Gerçekten şaşırmıştım. Orada bir tartışma ortamı yaratmamak için;

“Peki çıkarırım.” dememe karşın, iki adım daha atmama engel olarak, “Hayır, şimdi çıkaracaksınız” diye ısrarlarını sürdürdü ve ben yeleği çıkarmak zorunda kaldım mekanda ailemle birlikte olabilmek için.

Şimdi birlikte düşünelim. Tamam. Burası Galatasaray kulübüne ait bir tesis… Aynı zamanda halka açık ve ticari bir işletme. Yani yalnızca Galatasaray Spor Kulübü üyelerine hizmet sunan ve üyelik kartıyla giriş yapılan bir yer değildi. Böyle olsa zaten üye olmayan kapıdan giremezdi. Başta da belirttiğim üzere; kapıda karşılaştığım muameleden söz edilmeden internet üzerinden satışa sunulmuş bir hizmeti satın alarak geldiğimiz bir yerdi burası. Üstelik üzerinde başka bir takımı simgeleyen bir amblem bulunan giysi de olsa, bir kadın müşterinin ne gibi bir zararı olabilirdi ki? Bu nasıl bir sportif anlayıştı? Bu davranış ticari etiğe uygun muydu?

Konuyu danıştığım hukukçular, davranışın, başta Tüketici Hukuku olmak üzere, Medeni Hukuk, Ticaret Hukuku ve Borçlar Hukuku’nun temel ilkelerine aykırı ve hatalı bir davranış olduğunu ifade ettiler.

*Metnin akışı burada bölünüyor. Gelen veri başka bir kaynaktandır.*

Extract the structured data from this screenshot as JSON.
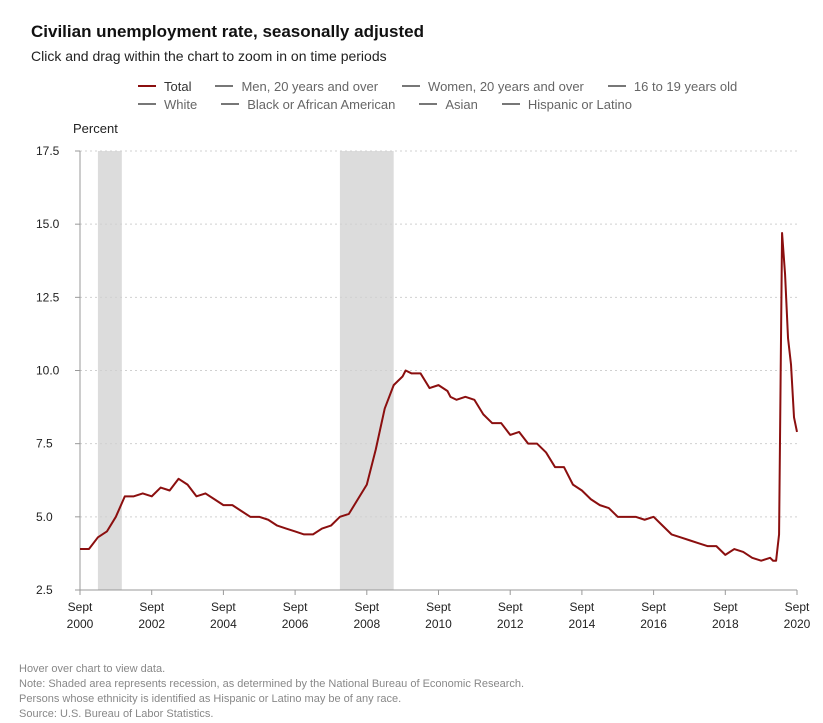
{
  "header": {
    "title": "Civilian unemployment rate, seasonally adjusted",
    "subtitle": "Click and drag within the chart to zoom in on time periods"
  },
  "legend": {
    "rows": [
      [
        "Total",
        "Men, 20 years and over",
        "Women, 20 years and over",
        "16 to 19 years old"
      ],
      [
        "White",
        "Black or African American",
        "Asian",
        "Hispanic or Latino"
      ]
    ],
    "active": "Total"
  },
  "colors": {
    "series": "#8b0f0f",
    "recession": "#dcdcdc",
    "inactive": "#777777",
    "grid": "#d0d0d0"
  },
  "footer": {
    "lines": [
      "Hover over chart to view data.",
      "Note: Shaded area represents recession, as determined by the National Bureau of Economic Research.",
      "Persons whose ethnicity is identified as Hispanic or Latino may be of any race.",
      "Source: U.S. Bureau of Labor Statistics."
    ]
  },
  "chart_data": {
    "type": "line",
    "title": "Civilian unemployment rate, seasonally adjusted",
    "ylabel": "Percent",
    "xlabel": "",
    "ylim": [
      2.5,
      17.5
    ],
    "yticks": [
      "2.5",
      "5.0",
      "7.5",
      "10.0",
      "12.5",
      "15.0",
      "17.5"
    ],
    "xlim": [
      "2000-09",
      "2020-09"
    ],
    "xticks": [
      {
        "month": "Sept",
        "year": "2000",
        "date": "2000-09"
      },
      {
        "month": "Sept",
        "year": "2002",
        "date": "2002-09"
      },
      {
        "month": "Sept",
        "year": "2004",
        "date": "2004-09"
      },
      {
        "month": "Sept",
        "year": "2006",
        "date": "2006-09"
      },
      {
        "month": "Sept",
        "year": "2008",
        "date": "2008-09"
      },
      {
        "month": "Sept",
        "year": "2010",
        "date": "2010-09"
      },
      {
        "month": "Sept",
        "year": "2012",
        "date": "2012-09"
      },
      {
        "month": "Sept",
        "year": "2014",
        "date": "2014-09"
      },
      {
        "month": "Sept",
        "year": "2016",
        "date": "2016-09"
      },
      {
        "month": "Sept",
        "year": "2018",
        "date": "2018-09"
      },
      {
        "month": "Sept",
        "year": "2020",
        "date": "2020-09"
      }
    ],
    "grid": "horizontal dotted",
    "legend_placement": "top",
    "recessions": [
      {
        "start": "2001-03",
        "end": "2001-11"
      },
      {
        "start": "2007-12",
        "end": "2009-06"
      }
    ],
    "series": [
      {
        "name": "Total",
        "points": [
          [
            "2000-09",
            3.9
          ],
          [
            "2000-12",
            3.9
          ],
          [
            "2001-03",
            4.3
          ],
          [
            "2001-06",
            4.5
          ],
          [
            "2001-09",
            5.0
          ],
          [
            "2001-12",
            5.7
          ],
          [
            "2002-03",
            5.7
          ],
          [
            "2002-06",
            5.8
          ],
          [
            "2002-09",
            5.7
          ],
          [
            "2002-12",
            6.0
          ],
          [
            "2003-03",
            5.9
          ],
          [
            "2003-06",
            6.3
          ],
          [
            "2003-09",
            6.1
          ],
          [
            "2003-12",
            5.7
          ],
          [
            "2004-03",
            5.8
          ],
          [
            "2004-06",
            5.6
          ],
          [
            "2004-09",
            5.4
          ],
          [
            "2004-12",
            5.4
          ],
          [
            "2005-03",
            5.2
          ],
          [
            "2005-06",
            5.0
          ],
          [
            "2005-09",
            5.0
          ],
          [
            "2005-12",
            4.9
          ],
          [
            "2006-03",
            4.7
          ],
          [
            "2006-06",
            4.6
          ],
          [
            "2006-09",
            4.5
          ],
          [
            "2006-12",
            4.4
          ],
          [
            "2007-03",
            4.4
          ],
          [
            "2007-06",
            4.6
          ],
          [
            "2007-09",
            4.7
          ],
          [
            "2007-12",
            5.0
          ],
          [
            "2008-03",
            5.1
          ],
          [
            "2008-06",
            5.6
          ],
          [
            "2008-09",
            6.1
          ],
          [
            "2008-12",
            7.3
          ],
          [
            "2009-03",
            8.7
          ],
          [
            "2009-06",
            9.5
          ],
          [
            "2009-09",
            9.8
          ],
          [
            "2009-10",
            10.0
          ],
          [
            "2009-12",
            9.9
          ],
          [
            "2010-03",
            9.9
          ],
          [
            "2010-06",
            9.4
          ],
          [
            "2010-09",
            9.5
          ],
          [
            "2010-12",
            9.3
          ],
          [
            "2011-01",
            9.1
          ],
          [
            "2011-03",
            9.0
          ],
          [
            "2011-06",
            9.1
          ],
          [
            "2011-09",
            9.0
          ],
          [
            "2011-12",
            8.5
          ],
          [
            "2012-03",
            8.2
          ],
          [
            "2012-06",
            8.2
          ],
          [
            "2012-09",
            7.8
          ],
          [
            "2012-12",
            7.9
          ],
          [
            "2013-03",
            7.5
          ],
          [
            "2013-06",
            7.5
          ],
          [
            "2013-09",
            7.2
          ],
          [
            "2013-12",
            6.7
          ],
          [
            "2014-03",
            6.7
          ],
          [
            "2014-06",
            6.1
          ],
          [
            "2014-09",
            5.9
          ],
          [
            "2014-12",
            5.6
          ],
          [
            "2015-03",
            5.4
          ],
          [
            "2015-06",
            5.3
          ],
          [
            "2015-09",
            5.0
          ],
          [
            "2015-12",
            5.0
          ],
          [
            "2016-03",
            5.0
          ],
          [
            "2016-06",
            4.9
          ],
          [
            "2016-09",
            5.0
          ],
          [
            "2016-12",
            4.7
          ],
          [
            "2017-03",
            4.4
          ],
          [
            "2017-06",
            4.3
          ],
          [
            "2017-09",
            4.2
          ],
          [
            "2017-12",
            4.1
          ],
          [
            "2018-03",
            4.0
          ],
          [
            "2018-06",
            4.0
          ],
          [
            "2018-09",
            3.7
          ],
          [
            "2018-12",
            3.9
          ],
          [
            "2019-03",
            3.8
          ],
          [
            "2019-06",
            3.6
          ],
          [
            "2019-09",
            3.5
          ],
          [
            "2019-12",
            3.6
          ],
          [
            "2020-01",
            3.5
          ],
          [
            "2020-02",
            3.5
          ],
          [
            "2020-03",
            4.4
          ],
          [
            "2020-04",
            14.7
          ],
          [
            "2020-05",
            13.3
          ],
          [
            "2020-06",
            11.1
          ],
          [
            "2020-07",
            10.2
          ],
          [
            "2020-08",
            8.4
          ],
          [
            "2020-09",
            7.9
          ]
        ]
      }
    ]
  }
}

Düşündüm ki, Çarşı grubu ile topluca kupon satın almış olsak ve Beşiktaş ilçe sınırları içerisinde yer alan bu güzel adada kahvaltı yapmak istesek, içeri alınmayacak mıydık? Fırsat kuponlarını satın aldığımız sitede, BJK veya başka bir takımın renk veya armasını taşıyan giysilerle tesise girmenin yasak olduğunu gösteren bir uyarı yoktu zira…

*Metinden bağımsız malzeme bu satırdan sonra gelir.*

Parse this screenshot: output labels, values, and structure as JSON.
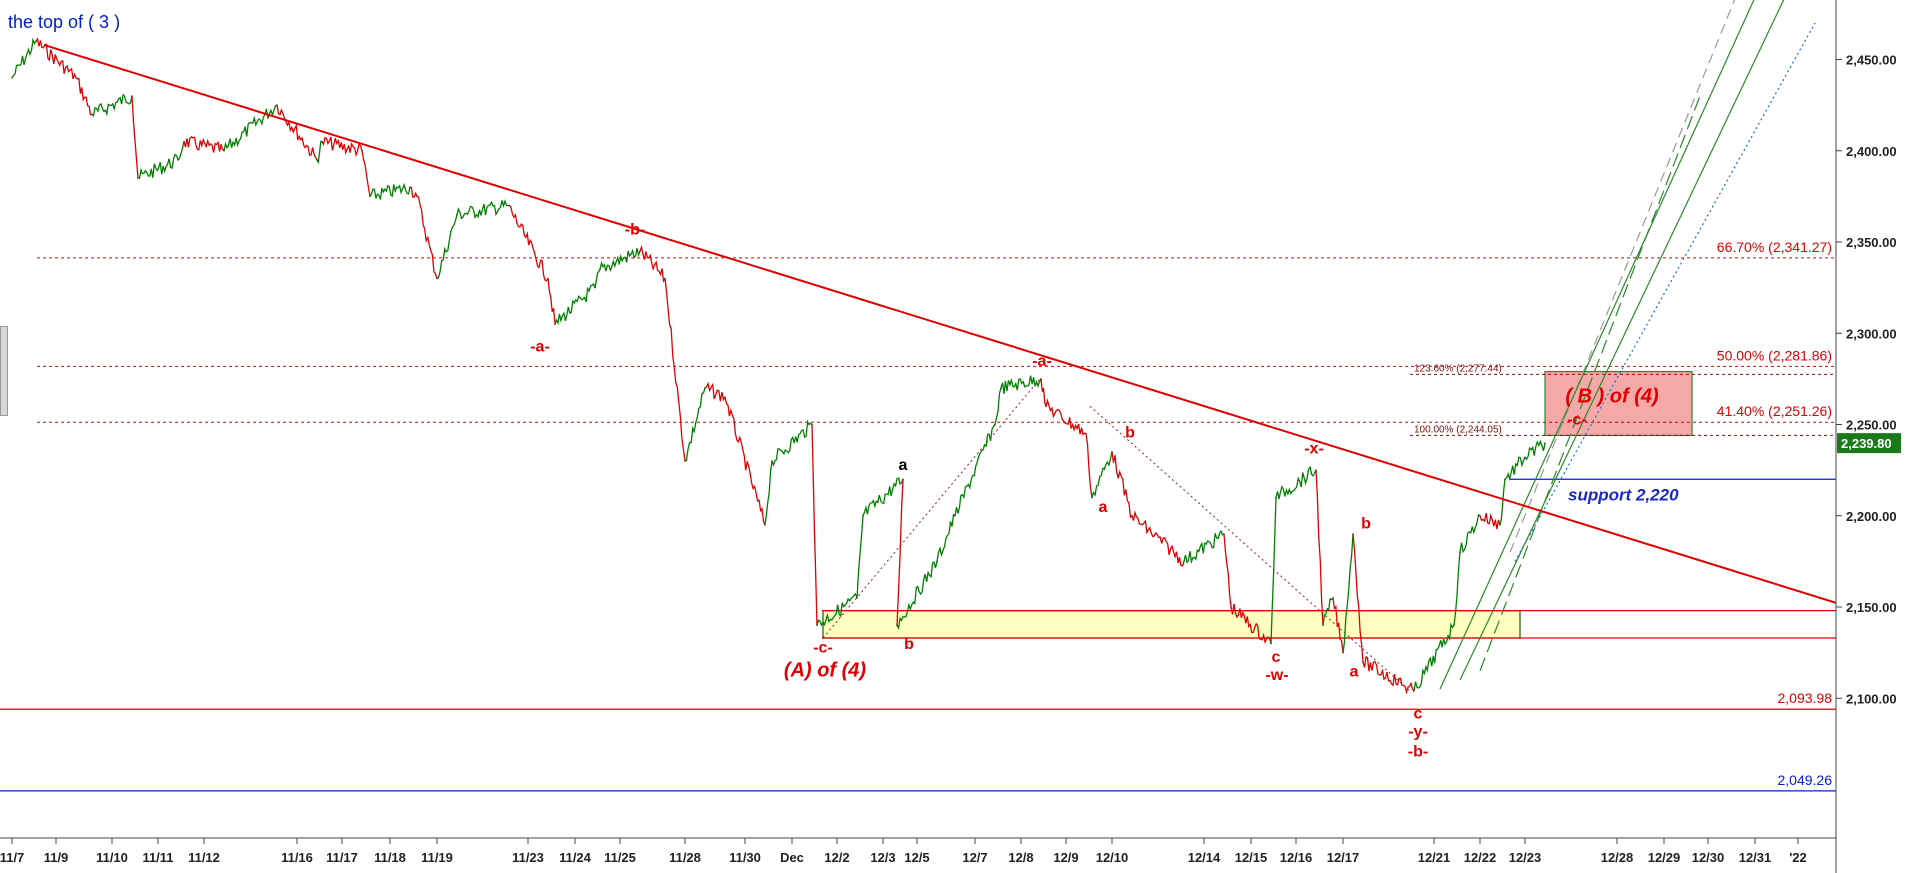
{
  "header": {
    "title": "the top of ( 3 )"
  },
  "chart_data": {
    "type": "line",
    "title": "the top of ( 3 )",
    "xlabel": "",
    "ylabel": "",
    "ylim": [
      2040,
      2480
    ],
    "y_ticks": [
      {
        "value": 2450,
        "label": "2,450.00"
      },
      {
        "value": 2400,
        "label": "2,400.00"
      },
      {
        "value": 2350,
        "label": "2,350.00"
      },
      {
        "value": 2300,
        "label": "2,300.00"
      },
      {
        "value": 2250,
        "label": "2,250.00"
      },
      {
        "value": 2200,
        "label": "2,200.00"
      },
      {
        "value": 2150,
        "label": "2,150.00"
      },
      {
        "value": 2100,
        "label": "2,100.00"
      }
    ],
    "x_ticks": [
      "11/7",
      "11/9",
      "11/10",
      "11/11",
      "11/12",
      "11/16",
      "11/17",
      "11/18",
      "11/19",
      "11/23",
      "11/24",
      "11/25",
      "11/28",
      "11/30",
      "Dec",
      "12/2",
      "12/3",
      "12/5",
      "12/7",
      "12/8",
      "12/9",
      "12/10",
      "12/14",
      "12/15",
      "12/16",
      "12/17",
      "12/21",
      "12/22",
      "12/23",
      "12/28",
      "12/29",
      "12/30",
      "12/31",
      "'22"
    ],
    "price_series": {
      "name": "",
      "colors": {
        "up": "#008000",
        "down": "#e00000"
      },
      "points": [
        [
          "11/7",
          2440
        ],
        [
          "11/9",
          2460
        ],
        [
          "11/9",
          2440
        ],
        [
          "11/10",
          2420
        ],
        [
          "11/10",
          2430
        ],
        [
          "11/11",
          2385
        ],
        [
          "11/11",
          2395
        ],
        [
          "11/12",
          2405
        ],
        [
          "11/12",
          2400
        ],
        [
          "11/16",
          2425
        ],
        [
          "11/16",
          2395
        ],
        [
          "11/17",
          2405
        ],
        [
          "11/17",
          2400
        ],
        [
          "11/18",
          2375
        ],
        [
          "11/18",
          2380
        ],
        [
          "11/19",
          2375
        ],
        [
          "11/19",
          2330
        ],
        [
          "11/19",
          2365
        ],
        [
          "11/23",
          2370
        ],
        [
          "11/23",
          2330
        ],
        [
          "11/24",
          2305
        ],
        [
          "11/24",
          2325
        ],
        [
          "11/25",
          2335
        ],
        [
          "11/25",
          2345
        ],
        [
          "11/28",
          2330
        ],
        [
          "11/28",
          2230
        ],
        [
          "11/28",
          2270
        ],
        [
          "11/30",
          2265
        ],
        [
          "11/30",
          2195
        ],
        [
          "Dec",
          2230
        ],
        [
          "Dec",
          2250
        ],
        [
          "12/2",
          2140
        ],
        [
          "12/2",
          2155
        ],
        [
          "12/3",
          2200
        ],
        [
          "12/3",
          2220
        ],
        [
          "12/5",
          2140
        ],
        [
          "12/5",
          2175
        ],
        [
          "12/7",
          2200
        ],
        [
          "12/7",
          2250
        ],
        [
          "12/8",
          2270
        ],
        [
          "12/8",
          2275
        ],
        [
          "12/9",
          2260
        ],
        [
          "12/9",
          2245
        ],
        [
          "12/10",
          2210
        ],
        [
          "12/10",
          2235
        ],
        [
          "12/10",
          2200
        ],
        [
          "12/14",
          2175
        ],
        [
          "12/14",
          2190
        ],
        [
          "12/15",
          2150
        ],
        [
          "12/15",
          2130
        ],
        [
          "12/16",
          2210
        ],
        [
          "12/16",
          2225
        ],
        [
          "12/17",
          2140
        ],
        [
          "12/17",
          2155
        ],
        [
          "12/17",
          2125
        ],
        [
          "12/17",
          2190
        ],
        [
          "12/17",
          2120
        ],
        [
          "12/21",
          2104
        ],
        [
          "12/21",
          2140
        ],
        [
          "12/22",
          2180
        ],
        [
          "12/22",
          2200
        ],
        [
          "12/22",
          2195
        ],
        [
          "12/23",
          2220
        ],
        [
          "12/23",
          2232
        ],
        [
          "12/23",
          2239.8
        ]
      ]
    },
    "last_price": "2,239.80",
    "horizontal_lines": [
      {
        "value": 2341.27,
        "label": "66.70% (2,341.27)",
        "style": "dotted",
        "color": "#e00000"
      },
      {
        "value": 2281.86,
        "label": "50.00% (2,281.86)",
        "style": "dotted",
        "color": "#e00000"
      },
      {
        "value": 2251.26,
        "label": "41.40% (2,251.26)",
        "style": "dotted",
        "color": "#e00000"
      },
      {
        "value": 2277.44,
        "label": "123.60% (2,277.44)",
        "style": "dotted",
        "color": "#7a1010"
      },
      {
        "value": 2244.05,
        "label": "100.00% (2,244.05)",
        "style": "dotted",
        "color": "#7a1010"
      },
      {
        "value": 2220,
        "label": "support 2,220",
        "style": "solid",
        "color": "#0020d0"
      },
      {
        "value": 2148,
        "label": "",
        "style": "solid",
        "color": "#e00000"
      },
      {
        "value": 2133,
        "label": "",
        "style": "solid",
        "color": "#e00000"
      },
      {
        "value": 2093.98,
        "label": "2,093.98",
        "style": "solid",
        "color": "#e00000"
      },
      {
        "value": 2049.26,
        "label": "2,049.26",
        "style": "solid",
        "color": "#0020d0"
      }
    ],
    "zones": [
      {
        "name": "support-zone",
        "from": "Dec",
        "to": "12/23",
        "y_from": 2133,
        "y_to": 2148,
        "color": "#ffffc0"
      },
      {
        "name": "target-zone",
        "from": "12/23",
        "to": "12/28",
        "y_from": 2244,
        "y_to": 2279,
        "color": "#f5a8a8"
      }
    ],
    "annotations": [
      {
        "text": "-b-",
        "x": "11/25",
        "y": 2354,
        "color": "#e00000"
      },
      {
        "text": "-a-",
        "x": "11/23",
        "y": 2290,
        "color": "#e00000"
      },
      {
        "text": "-a-",
        "x": "12/8",
        "y": 2282,
        "color": "#e00000"
      },
      {
        "text": "a",
        "x": "12/3",
        "y": 2225,
        "color": "#000000"
      },
      {
        "text": "b",
        "x": "12/9",
        "y": 2243,
        "color": "#e00000"
      },
      {
        "text": "a",
        "x": "12/10",
        "y": 2202,
        "color": "#e00000"
      },
      {
        "text": "-x-",
        "x": "12/16",
        "y": 2234,
        "color": "#e00000"
      },
      {
        "text": "b",
        "x": "12/17",
        "y": 2193,
        "color": "#e00000"
      },
      {
        "text": "a",
        "x": "12/17",
        "y": 2112,
        "color": "#e00000"
      },
      {
        "text": "c",
        "x": "12/15",
        "y": 2120,
        "color": "#e00000"
      },
      {
        "text": "-w-",
        "x": "12/15",
        "y": 2110,
        "color": "#e00000"
      },
      {
        "text": "b",
        "x": "12/5",
        "y": 2127,
        "color": "#e00000"
      },
      {
        "text": "-c-",
        "x": "Dec",
        "y": 2125,
        "color": "#e00000"
      },
      {
        "text": "(A) of (4)",
        "x": "Dec",
        "y": 2112,
        "color": "#e00000"
      },
      {
        "text": "c",
        "x": "12/21",
        "y": 2089,
        "color": "#e00000"
      },
      {
        "text": "-y-",
        "x": "12/21",
        "y": 2079,
        "color": "#e00000"
      },
      {
        "text": "-b-",
        "x": "12/21",
        "y": 2068,
        "color": "#e00000"
      },
      {
        "text": "( B ) of (4)",
        "x": "12/23",
        "y": 2262,
        "color": "#e00000"
      },
      {
        "text": "-c-",
        "x": "12/23",
        "y": 2250,
        "color": "#e00000"
      }
    ],
    "trendline": {
      "from": [
        "11/9",
        2458
      ],
      "to": [
        "'22",
        2140
      ],
      "color": "#e00000"
    },
    "grid": false
  }
}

Bu hukuk dışı bir tutumdu. Dava konusu bile yapılabilirdi. Ama bundan daha önemli olan şu:

Avrupa’ya açılan kapı olmakla ve 500 yılı aşan bir eğitim geleneğinden gelmekle övünen Galatasaray Spor Kulübü’nün üzerinde kartal amblemi olan bir yelek giydiği için bir kadını parasını vererek geldiği halka açık bir tesise sokmamaya çalışmasıydı. Bu anlayış, toplum olarak çok tehlikeli bir noktaya geldiğimizi göstermektedir.